White thanked Florida Governor Ron DeSantis and Jacksonville Mayor Lenny Curry in a tweet last May. “Thank you for an amazing weekend,” White wrote. DeSantis responded with a tweet of his own in which he thanked the UFC and welcomed them to return with fans whenever possible. Dana White took them up on their offer when capacity limits were lifted earlier this year and returned to Jacksonville for UFC 261. DeSantis and Curry actually spoke at the event’s press conference, which ended up being a massive success.
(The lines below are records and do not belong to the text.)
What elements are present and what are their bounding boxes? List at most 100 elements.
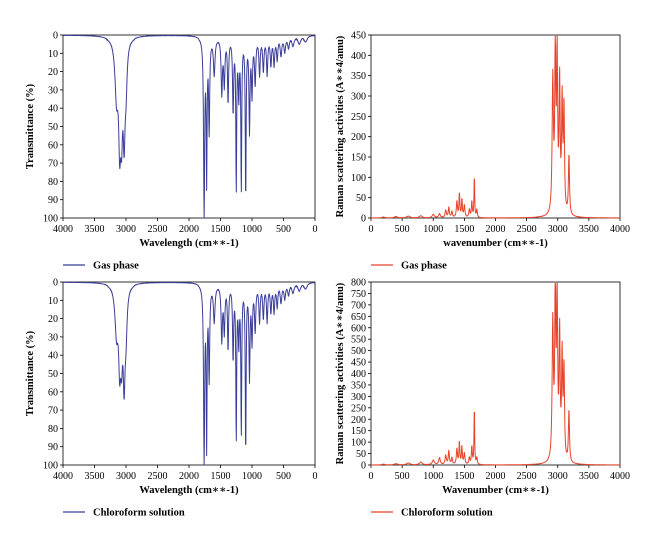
legend-label: Chloroform solution bbox=[401, 508, 493, 519]
y-tick-label: 800 bbox=[351, 278, 366, 289]
x-axis-title: Wavelength (cm∗∗-1) bbox=[139, 238, 239, 249]
y-tick-label: 30 bbox=[48, 85, 58, 96]
x-tick-label: 1500 bbox=[454, 224, 474, 235]
y-tick-label: 200 bbox=[351, 415, 366, 426]
y-tick-label: 0 bbox=[53, 278, 58, 289]
y-tick-label: 450 bbox=[351, 31, 366, 42]
y-tick-label: 0 bbox=[53, 31, 58, 42]
y-tick-label: 90 bbox=[48, 195, 58, 206]
x-tick-label: 2500 bbox=[517, 471, 537, 482]
y-tick-label: 20 bbox=[48, 67, 58, 78]
y-tick-label: 80 bbox=[48, 177, 58, 188]
chart-raman-chloroform: 0 500 1000 1500 2000 2500 3000 3500 4000 05010015… bbox=[335, 278, 630, 519]
y-tick-label: 150 bbox=[351, 153, 366, 164]
x-tick-label: 2500 bbox=[148, 224, 168, 235]
x-tick-label: 3000 bbox=[548, 224, 568, 235]
y-axis-title: Transmittance (%) bbox=[25, 83, 36, 169]
y-tick-label: 40 bbox=[48, 104, 58, 115]
y-tick-label: 200 bbox=[351, 132, 366, 143]
chart-raman-gas: 0 500 1000 1500 2000 2500 3000 3500 4000 0 50 100 15… bbox=[335, 31, 630, 272]
y-tick-label: 0 bbox=[361, 461, 366, 472]
y-tick-label: 10 bbox=[48, 49, 58, 60]
x-tick-label: 4000 bbox=[53, 224, 73, 235]
x-tick-label: 2000 bbox=[179, 471, 199, 482]
x-tick-label: 3000 bbox=[548, 471, 568, 482]
x-tick-label: 1000 bbox=[242, 224, 262, 235]
x-tick-label: 0 bbox=[313, 224, 318, 235]
y-tick-label: 30 bbox=[48, 332, 58, 343]
x-tick-label: 2000 bbox=[486, 471, 506, 482]
x-tick-label: 3500 bbox=[85, 224, 105, 235]
y-tick-label: 50 bbox=[48, 122, 58, 133]
y-tick-label: 20 bbox=[48, 314, 58, 325]
x-tick-label: 3500 bbox=[579, 471, 599, 482]
y-tick-label: 700 bbox=[351, 300, 366, 311]
y-tick-label: 500 bbox=[351, 346, 366, 357]
y-tick-label: 10 bbox=[48, 296, 58, 307]
legend-label: Gas phase bbox=[401, 261, 447, 272]
legend-label: Gas phase bbox=[93, 261, 139, 272]
y-tick-label: 70 bbox=[48, 406, 58, 417]
chart-ir-gas: 4000 3500 3000 2500 2000 1500 1000 500 0 0 10 20 30 4… bbox=[25, 31, 318, 272]
y-tick-label: 100 bbox=[351, 173, 366, 184]
y-tick-label: 650 bbox=[351, 312, 366, 323]
y-axis-title: Raman scattering activities (A∗∗4/amu) bbox=[335, 282, 346, 464]
x-tick-label: 0 bbox=[369, 471, 374, 482]
x-axis-title: Wavelength (cm∗∗-1) bbox=[139, 485, 239, 496]
x-axis-title: wavenumber (cm∗∗-1) bbox=[443, 238, 548, 249]
y-tick-label: 550 bbox=[351, 335, 366, 346]
y-tick-label: 300 bbox=[351, 392, 366, 403]
series-line-0 bbox=[370, 34, 621, 219]
x-tick-label: 2000 bbox=[486, 224, 506, 235]
x-tick-label: 1500 bbox=[454, 471, 474, 482]
chart-ir-chloroform: 4000 3500 3000 2500 2000 1500 1000 500 0 0 10 20 30 4… bbox=[25, 278, 318, 519]
x-tick-label: 500 bbox=[276, 471, 291, 482]
y-axis-title: Raman scattering activities (A∗∗4/amu) bbox=[335, 35, 346, 217]
y-tick-label: 250 bbox=[351, 112, 366, 123]
y-tick-label: 600 bbox=[351, 323, 366, 334]
x-tick-label: 4000 bbox=[53, 471, 73, 482]
x-tick-label: 1000 bbox=[423, 471, 443, 482]
y-tick-label: 400 bbox=[351, 51, 366, 62]
x-tick-label: 1000 bbox=[242, 471, 262, 482]
x-tick-label: 500 bbox=[395, 471, 410, 482]
y-tick-label: 450 bbox=[351, 358, 366, 369]
y-tick-label: 60 bbox=[48, 387, 58, 398]
y-tick-label: 750 bbox=[351, 289, 366, 300]
y-tick-label: 50 bbox=[48, 369, 58, 380]
y-tick-label: 350 bbox=[351, 71, 366, 82]
plot-frame bbox=[370, 281, 621, 466]
y-tick-label: 40 bbox=[48, 351, 58, 362]
y-tick-label: 50 bbox=[356, 193, 366, 204]
legend-label: Chloroform solution bbox=[93, 508, 185, 519]
y-tick-label: 60 bbox=[48, 140, 58, 151]
y-tick-label: 250 bbox=[351, 403, 366, 414]
series-line-0 bbox=[370, 281, 621, 466]
x-tick-label: 4000 bbox=[610, 224, 630, 235]
series-line-0 bbox=[62, 34, 316, 219]
y-tick-label: 70 bbox=[48, 159, 58, 170]
y-tick-label: 50 bbox=[356, 449, 366, 460]
x-tick-label: 2000 bbox=[179, 224, 199, 235]
x-tick-label: 3000 bbox=[116, 224, 136, 235]
y-tick-label: 80 bbox=[48, 424, 58, 435]
x-tick-label: 0 bbox=[369, 224, 374, 235]
y-tick-label: 100 bbox=[43, 461, 58, 472]
series-line-0 bbox=[62, 281, 316, 466]
x-tick-label: 3500 bbox=[85, 471, 105, 482]
plot-frame bbox=[370, 34, 621, 219]
x-tick-label: 4000 bbox=[610, 471, 630, 482]
y-tick-label: 150 bbox=[351, 426, 366, 437]
x-axis-title: Wavenumber (cm∗∗-1) bbox=[442, 485, 549, 496]
x-tick-label: 500 bbox=[276, 224, 291, 235]
x-tick-label: 1500 bbox=[211, 224, 231, 235]
x-tick-label: 0 bbox=[313, 471, 318, 482]
y-axis-title: Transmittance (%) bbox=[25, 330, 36, 416]
y-tick-label: 100 bbox=[351, 438, 366, 449]
y-tick-label: 400 bbox=[351, 369, 366, 380]
x-tick-label: 2500 bbox=[517, 224, 537, 235]
x-tick-label: 1500 bbox=[211, 471, 231, 482]
y-tick-label: 100 bbox=[43, 214, 58, 225]
x-tick-label: 3500 bbox=[579, 224, 599, 235]
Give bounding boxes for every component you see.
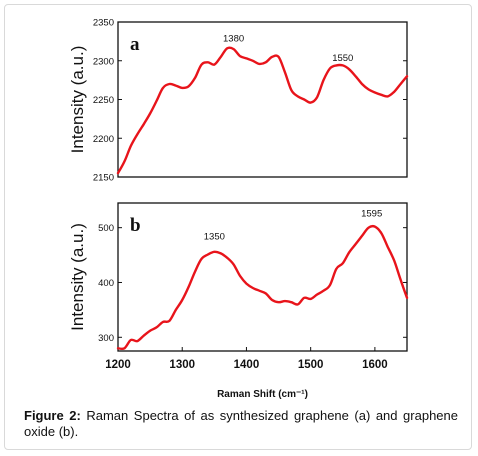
panel-a-chart: 2150 2200 2250 2300 2350 a 1380 1550 Intensi… (68, 18, 409, 184)
y-tick-label: 500 (98, 223, 114, 234)
panel-b-label: b (130, 215, 141, 236)
panel-b-chart: 300 400 500 1200 1300 1400 1500 1600 b 1350 15… (68, 202, 409, 400)
panel-a-y-axis-label: Intensity (a.u.) (68, 46, 87, 154)
panel-a-y-axis: 2150 2200 2250 2300 2350 (93, 18, 407, 184)
figure-caption-text: Raman Spectra of as synthesized graphene… (24, 408, 458, 439)
panel-b-x-axis: 1200 1300 1400 1500 1600 (105, 347, 388, 371)
panel-b-spectrum-line (116, 224, 409, 351)
figure-caption: Figure 2: Raman Spectra of as synthesize… (24, 408, 458, 440)
panel-a-spectrum-line (116, 46, 409, 175)
y-tick-label: 300 (98, 333, 114, 344)
x-tick-label: 1200 (105, 359, 131, 371)
y-tick-label: 2300 (93, 56, 114, 67)
x-tick-label: 1400 (234, 359, 260, 371)
panel-b-y-axis-label: Intensity (a.u.) (68, 223, 87, 331)
y-tick-label: 400 (98, 278, 114, 289)
panel-a-peak-annotation-1550: 1550 (332, 53, 353, 64)
panel-a-peak-annotation-1380: 1380 (223, 33, 244, 44)
figure-frame (4, 4, 472, 450)
y-tick-label: 2150 (93, 173, 114, 184)
x-tick-label: 1500 (298, 359, 324, 371)
panel-a-plot-frame (117, 21, 408, 178)
panel-a-label: a (130, 34, 140, 55)
x-tick-label: 1600 (362, 359, 388, 371)
panel-b-y-axis: 300 400 500 (98, 223, 407, 344)
panel-b-peak-annotation-1595: 1595 (361, 209, 382, 220)
y-tick-label: 2350 (93, 18, 114, 29)
panel-b-peak-annotation-1350: 1350 (204, 232, 225, 243)
y-tick-label: 2200 (93, 134, 114, 145)
y-tick-label: 2250 (93, 95, 114, 106)
x-tick-label: 1300 (169, 359, 195, 371)
figure-caption-label: Figure 2: (24, 408, 81, 423)
panel-b-plot-frame (117, 202, 408, 352)
panel-b-x-axis-label: Raman Shift (cm⁻¹) (217, 389, 308, 400)
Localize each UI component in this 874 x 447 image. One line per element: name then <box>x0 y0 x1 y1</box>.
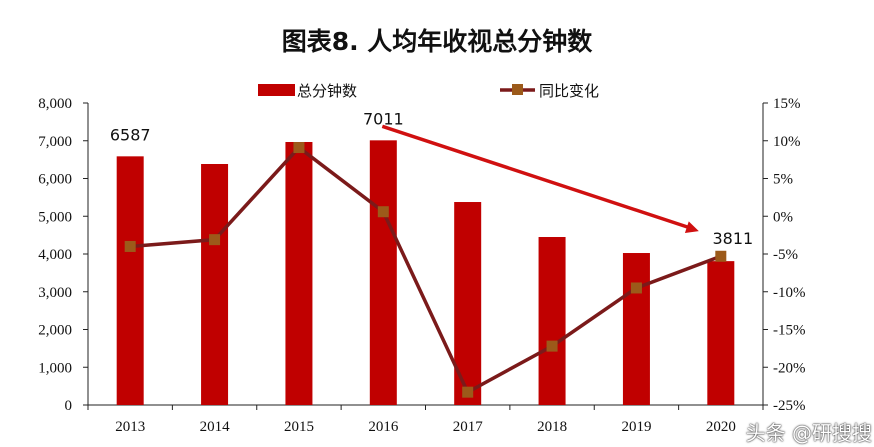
trend-arrow-line <box>381 124 692 230</box>
trend-arrow-head <box>684 221 699 233</box>
left-tick-label: 6,000 <box>38 172 72 188</box>
left-tick-label: 7,000 <box>38 134 72 150</box>
line-marker-2020 <box>715 250 727 262</box>
x-tick-label: 2018 <box>537 419 567 435</box>
left-tick-label: 3,000 <box>38 285 72 301</box>
bar-2016 <box>369 140 397 405</box>
x-tick-label: 2020 <box>706 419 736 435</box>
bar-2013 <box>116 156 144 405</box>
x-tick-label: 2016 <box>368 419 399 435</box>
chart-title: 图表8. 人均年收视总分钟数 <box>281 27 593 56</box>
right-tick-label: -5% <box>773 247 798 263</box>
line-marker-2016 <box>377 206 389 218</box>
left-tick-label: 2,000 <box>38 323 72 339</box>
data-label-2020: 3811 <box>712 229 753 248</box>
watermark: 头条 @研搜搜 <box>745 421 872 445</box>
right-tick-label: -25% <box>773 398 806 414</box>
right-tick-label: 5% <box>773 172 793 188</box>
right-tick-label: 15% <box>773 96 801 112</box>
legend-bar-label: 总分钟数 <box>297 82 357 100</box>
legend-bar-swatch <box>258 84 295 96</box>
x-tick-label: 2017 <box>453 419 484 435</box>
x-tick-label: 2015 <box>284 419 314 435</box>
bar-2018 <box>538 237 566 405</box>
left-tick-label: 4,000 <box>38 247 72 263</box>
line-marker-2018 <box>546 340 558 352</box>
yoy-line <box>130 145 722 395</box>
line-marker-2013 <box>124 240 136 252</box>
bar-2019 <box>622 253 650 405</box>
legend-line-label: 同比变化 <box>539 82 599 100</box>
line-marker-2014 <box>209 234 221 246</box>
left-tick-label: 8,000 <box>38 96 72 112</box>
x-tick-label: 2019 <box>621 419 651 435</box>
left-tick-label: 5,000 <box>38 209 72 225</box>
right-tick-label: 10% <box>773 134 801 150</box>
bar-2020 <box>707 261 735 405</box>
right-tick-label: -15% <box>773 323 806 339</box>
line-marker-2019 <box>630 282 642 294</box>
data-label-2013: 6587 <box>110 125 151 144</box>
bar-2015 <box>285 141 313 406</box>
line-marker-2017 <box>462 386 474 398</box>
left-tick-label: 0 <box>65 398 73 414</box>
right-tick-label: -10% <box>773 285 806 301</box>
x-tick-label: 2014 <box>200 419 231 435</box>
left-tick-label: 1,000 <box>38 360 72 376</box>
legend-line-marker <box>512 84 523 95</box>
data-label-2016: 7011 <box>363 109 404 128</box>
right-tick-label: 0% <box>773 209 793 225</box>
right-tick-label: -20% <box>773 360 806 376</box>
line-marker-2015 <box>293 142 305 154</box>
x-tick-label: 2013 <box>115 419 145 435</box>
bar-2014 <box>201 164 229 405</box>
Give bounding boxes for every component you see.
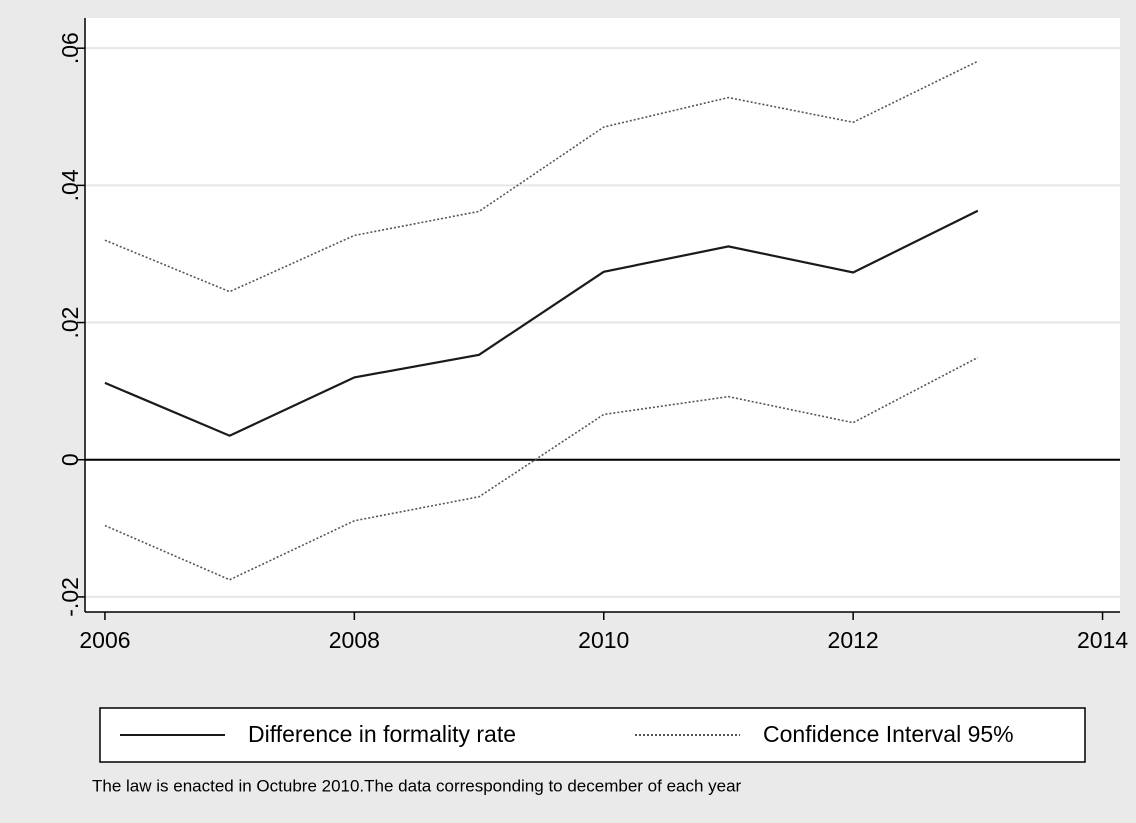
x-tick-label: 2010: [578, 627, 629, 653]
y-tick-label: 0: [57, 453, 83, 466]
y-tick-label: .04: [57, 169, 83, 201]
x-tick-label: 2006: [79, 627, 130, 653]
plot-area: [85, 18, 1120, 612]
x-tick-label: 2012: [828, 627, 879, 653]
y-tick-label: .02: [57, 307, 83, 339]
legend-box: [99, 707, 1086, 763]
x-tick-label: 2014: [1077, 627, 1128, 653]
y-tick-label: -.02: [57, 577, 83, 617]
y-tick-label: .06: [57, 32, 83, 64]
x-tick-label: 2008: [329, 627, 380, 653]
legend-label: Confidence Interval 95%: [763, 721, 1014, 747]
series-line: [104, 209, 979, 437]
note: The law is enacted in Octubre 2010.The d…: [92, 776, 742, 795]
series-line: [104, 60, 979, 293]
legend-label: Difference in formality rate: [248, 721, 516, 747]
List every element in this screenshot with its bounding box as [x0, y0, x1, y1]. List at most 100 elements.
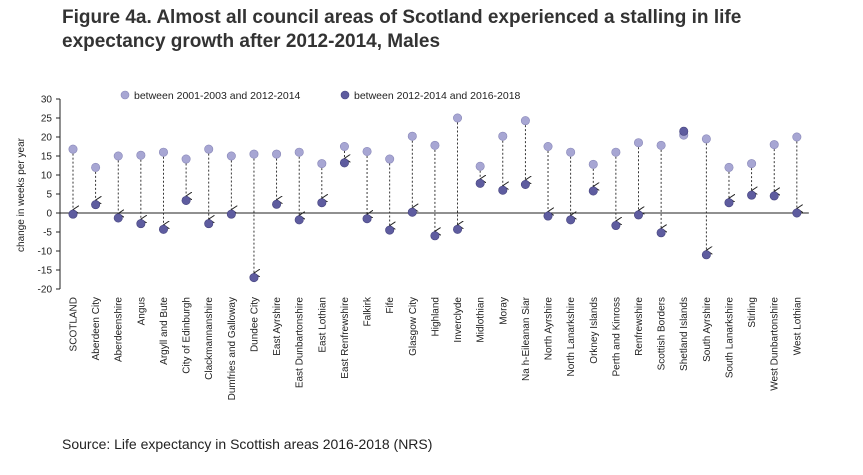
point-series-2: [294, 215, 304, 225]
point-series-2: [543, 211, 553, 221]
y-tick-label: 30: [41, 95, 53, 106]
point-series-2: [566, 215, 576, 225]
point-series-2: [158, 224, 168, 234]
y-tick-label: 25: [41, 114, 53, 125]
point-series-2: [385, 225, 395, 235]
x-tick-label: Falkirk: [363, 296, 374, 326]
x-tick-label: East Ayrshire: [272, 297, 283, 356]
point-series-2: [91, 200, 101, 210]
point-series-2: [701, 250, 711, 260]
x-tick-label: Clackmannanshire: [204, 297, 215, 380]
x-tick-label: City of Edinburgh: [182, 297, 193, 374]
legend-marker-series-2: [340, 90, 350, 100]
y-tick-label: 20: [41, 133, 53, 144]
y-tick-label: -5: [43, 228, 52, 239]
legend-marker-series-1: [120, 90, 130, 100]
x-tick-label: Na h-Eileanan Siar: [521, 296, 532, 381]
point-series-2: [588, 186, 598, 196]
point-series-1: [339, 142, 349, 152]
x-tick-label: Perth and Kinross: [611, 297, 622, 377]
point-series-1: [656, 140, 666, 150]
point-series-2: [747, 190, 757, 200]
x-tick-label: Argyll and Bute: [159, 297, 170, 365]
point-series-2: [204, 219, 214, 229]
y-tick-label: -15: [38, 266, 53, 277]
point-series-2: [272, 199, 282, 209]
x-tick-label: South Ayrshire: [702, 297, 713, 362]
x-tick-label: West Lothian: [792, 297, 803, 355]
point-series-1: [294, 147, 304, 157]
point-series-2: [679, 126, 689, 136]
point-series-1: [362, 146, 372, 156]
point-series-1: [385, 154, 395, 164]
point-series-2: [498, 185, 508, 195]
y-tick-label: 15: [41, 152, 53, 163]
point-series-1: [747, 159, 757, 169]
point-series-2: [339, 158, 349, 168]
point-series-1: [633, 138, 643, 148]
point-series-2: [453, 224, 463, 234]
point-series-1: [792, 132, 802, 142]
point-series-1: [91, 162, 101, 172]
point-series-1: [724, 162, 734, 172]
point-series-1: [520, 116, 530, 126]
point-series-2: [249, 273, 259, 283]
point-series-1: [181, 154, 191, 164]
x-tick-label: South Lanarkshire: [724, 297, 735, 379]
y-tick-label: -20: [38, 285, 53, 296]
point-series-1: [611, 147, 621, 157]
x-tick-label: Dumfries and Galloway: [227, 297, 238, 400]
point-series-1: [68, 144, 78, 154]
x-tick-label: Inverclyde: [453, 297, 464, 343]
x-tick-label: Fife: [385, 297, 396, 314]
x-tick-label: Renfrewshire: [634, 297, 645, 356]
x-tick-label: Stirling: [747, 297, 758, 328]
y-tick-label: 10: [41, 171, 53, 182]
legend-label-series-1: between 2001-2003 and 2012-2014: [134, 90, 301, 102]
plot-area: 30 25 20 15 10 5 0 -5 -10 -15 -20 SCOTLAND Aberdeen …: [38, 95, 809, 400]
x-tick-label: Moray: [498, 297, 509, 325]
y-axis-label: change in weeks per year: [16, 137, 27, 252]
point-series-1: [317, 159, 327, 169]
x-tick-label: Aberdeen City: [91, 297, 102, 360]
point-series-1: [498, 131, 508, 141]
point-series-2: [769, 191, 779, 201]
point-series-1: [475, 161, 485, 171]
point-series-2: [317, 198, 327, 208]
point-series-1: [543, 142, 553, 152]
x-tick-label: Shetland Islands: [679, 297, 690, 371]
x-tick-label: Dundee City: [249, 297, 260, 352]
point-series-2: [407, 207, 417, 217]
point-series-1: [407, 131, 417, 141]
x-tick-label: SCOTLAND: [69, 297, 80, 351]
point-series-1: [588, 159, 598, 169]
legend-label-series-2: between 2012-2014 and 2016-2018: [354, 90, 521, 102]
x-tick-label: East Dunbartonshire: [295, 297, 306, 389]
x-tick-label: Highland: [430, 297, 441, 336]
y-tick-label: -10: [38, 247, 53, 258]
point-series-1: [136, 150, 146, 160]
point-series-1: [453, 113, 463, 123]
x-tick-label: Midlothian: [476, 297, 487, 343]
x-tick-label: East Lothian: [317, 297, 328, 353]
y-tick-label: 0: [46, 209, 52, 220]
point-series-2: [792, 208, 802, 218]
point-series-2: [430, 231, 440, 241]
point-series-2: [475, 178, 485, 188]
x-tick-label: Scottish Borders: [657, 297, 668, 370]
point-series-2: [136, 219, 146, 229]
point-series-1: [204, 144, 214, 154]
point-series-1: [701, 134, 711, 144]
legend: between 2001-2003 and 2012-2014 between …: [120, 90, 521, 102]
x-tick-label: East Renfrewshire: [340, 297, 351, 379]
point-series-1: [566, 147, 576, 157]
y-tick-label: 5: [46, 190, 52, 201]
point-series-2: [633, 210, 643, 220]
point-series-2: [113, 213, 123, 223]
x-tick-label: Angus: [136, 297, 147, 325]
x-tick-label: North Ayrshire: [544, 297, 555, 361]
point-series-1: [226, 151, 236, 161]
point-series-2: [656, 228, 666, 238]
source-note: Source: Life expectancy in Scottish area…: [62, 436, 433, 452]
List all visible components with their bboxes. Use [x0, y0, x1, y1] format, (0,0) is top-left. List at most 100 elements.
With UFC 261, the promotion notched another “first” in becoming the first U.S. sporting event to host a full capacity crowd post-COVID.
Dana White’s refusal to mandate vaccines is a stark contrast to other major U.S. sports leagues. The NFL in particular has been pressing their employees to get vaccinated quite hard. Though they have yet to explicitly mandate the vaccine, unvaccinated players will be forced to undergo a robust set of protocols, which includes wearing a mask at team facilities. The NFL also announced that teams who suffer substantial COVID outbreaks will be forced to forfeit games. Since the measures were announced, over 88% of NFL players have received at least one dose of a COVID-19 vaccine.